After 9/11, this changed. “In the years after 9/11, the UAE decided that the way forward was to be strongly allied with the United States,” said Simon Henderson, the director of the Gulf and Energy Policy program at the Washington Institute for Near East Policy. “It now has strong day-to-day relations with U.S. military in the region, which makes for an attractive target for al Qaeda and other groups that hate the United States.”
For example, in November 2002, UAE authorities arrested Abd al-Rahim al-Nashiri, the man U.S. authorities say was the mastermind of the 2000 bombing of the USS Cole in Yemen. In 2010, UAE authorities played a role in unraveling a Qaeda plot to smuggle bombs onto airplanes by embedding the explosives in printer cartridges. Until this year, the UAE was the primary funder of a Somali counterpiracy force being trained by security contractors in the port city of Bosaso, in Somalia’s autonomous Puntland state.
The arrests Wednesday are not the first time UAE authorities have taken action against al Qaeda-linked groups on its on soil. In 2009, authorities arrested a cell that targeted landmarks in Dubai, but did not announce the arrests publicly.
In September, the UAE arrested more than 60 members of a local Islamist party known as al-Islah, though that group does not have any known links to al Qaeda.

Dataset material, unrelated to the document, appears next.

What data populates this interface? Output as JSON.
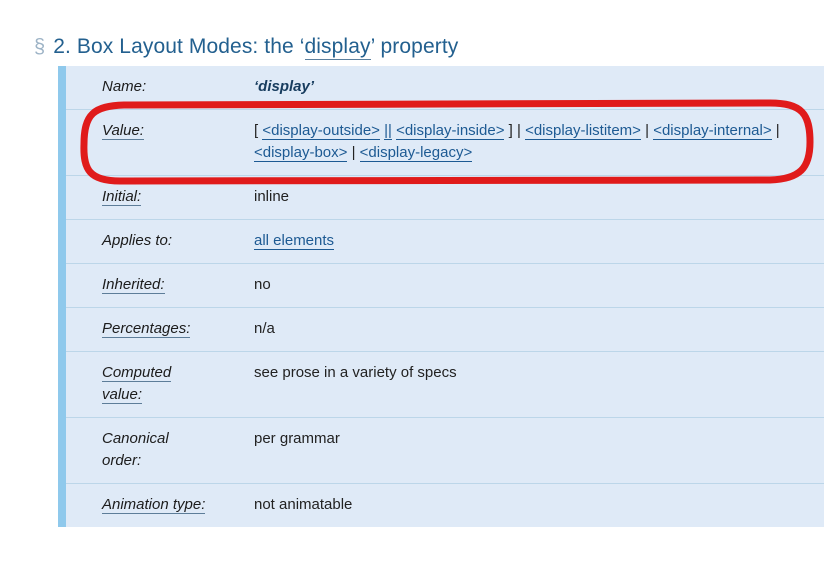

In some ways al Qaeda does not have the capability to conduct elaborate large-scale attacks the way it did in the last decade. Many of its top leaders—including bin Laden—in Pakistan have been killed. Instead, the new threat against the UAE is emerging from local jihadists.
“The threat is more autonomous now, the local cells are driving their own agenda,” Zarate said. “Even if there had been an understanding in the past or a desire not to disrupt the money flows through Dubai, there are groups now and individuals who have separate and discreet agendas that may now see the UAE as a legitimate and prime target.”